Schepartz has also made fundamental contributions to understanding receptor signaling across membranes. Her laboratory discovered that binding of growth factors to the extracellular domain of EGFR induces formation of antiparallel coiled coils in the cytoplasmic juxtamembrane segment located hundreds of amino acids away. The identity of these coiled coils tracks with growth-factor-dependent signaling and can be targeted by novel allosteric inhibitors, offering potential therapeutic strategies for drug-resistant EGFR.

In collaboration with cell biologists, Schepartz developed HIDE probes, two-component chemical tools that allow visualization of multiple organelles in live cells at super-resolution for unprecedented durations. HIDE probes generate images lasting up to 50 times longer than those obtained with protein fusions and can be applied to both cultured and primary cells without transfection.

Current research in the Schepartz laboratory focuses on repurposing the ribosome to synthesize novel polymers. The ribosome tolerates non-α-amino acids in vitro, and Schepartz has demonstrated ribosomal incorporation of β-amino acids and β-hydroxy acids into proteins in living cells. In 2016 her laboratory reported the first in vivo biosynthesis of a β-amino acid-containing protein. Recent work has achieved ribosomal incorporation of consecutive β-amino acids and developed the backbone extension acyl rearrangement reaction to install β-peptide, γ-peptide and δ-peptide backbones into genetically encoded proteins. These advances point toward programmed cellular synthesis of sequence-defined biopolymers with properties unavailable to natural proteins.

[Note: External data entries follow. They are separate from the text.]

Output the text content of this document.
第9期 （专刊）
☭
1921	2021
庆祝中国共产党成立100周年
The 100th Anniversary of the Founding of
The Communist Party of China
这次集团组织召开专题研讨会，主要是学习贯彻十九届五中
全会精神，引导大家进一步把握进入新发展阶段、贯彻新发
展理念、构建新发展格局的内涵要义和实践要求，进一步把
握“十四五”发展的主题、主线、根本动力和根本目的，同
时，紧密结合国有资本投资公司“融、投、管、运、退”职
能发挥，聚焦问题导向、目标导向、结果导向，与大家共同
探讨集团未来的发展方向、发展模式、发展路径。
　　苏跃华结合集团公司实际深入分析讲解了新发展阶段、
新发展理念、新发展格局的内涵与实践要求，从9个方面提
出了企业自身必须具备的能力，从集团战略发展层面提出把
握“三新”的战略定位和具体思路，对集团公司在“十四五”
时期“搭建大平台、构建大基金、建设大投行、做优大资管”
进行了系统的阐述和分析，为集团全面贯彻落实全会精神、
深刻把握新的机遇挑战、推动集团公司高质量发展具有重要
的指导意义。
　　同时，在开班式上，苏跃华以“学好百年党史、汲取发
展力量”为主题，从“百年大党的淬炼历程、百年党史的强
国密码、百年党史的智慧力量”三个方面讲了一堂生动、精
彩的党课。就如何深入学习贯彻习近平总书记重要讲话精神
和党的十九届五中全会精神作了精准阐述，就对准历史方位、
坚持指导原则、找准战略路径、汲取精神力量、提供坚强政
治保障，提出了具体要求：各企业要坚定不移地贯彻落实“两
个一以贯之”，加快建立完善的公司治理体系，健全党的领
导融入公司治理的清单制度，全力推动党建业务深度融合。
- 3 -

Schepartz is a member of the National Academy of Sciences and a Fellow of the American Academy of Arts and Sciences and the American Chemical Society. Her honors include a David and Lucile Packard Foundation Fellowship in 1990, an NSF Presidential Young Investigator Award in 1991, a Camille and Henry Dreyfus Teacher-Scholar Award in 1993, an Alfred P. Sloan Research Fellowship in 1994, the ACS Arthur C. Cope Scholar Award in 1995, the ACS Eli Lilly Award in Biological Chemistry in 1997, the Agnes Fay Morgan Research Award in 2002, the Frank H. Westheimer Prize Medal from Harvard University in 2008, the inaugural ACS Chemical Biology Prize in 2011, the Ronald Breslow Award for Achievement in Biomimetic Chemistry in 2012, the Wheland Medal, the ACS Ralph F. Hirschmann Award in Peptide Chemistry in 2020 and the Vincent du Vigneaud Award from the American Peptide Society in 2021.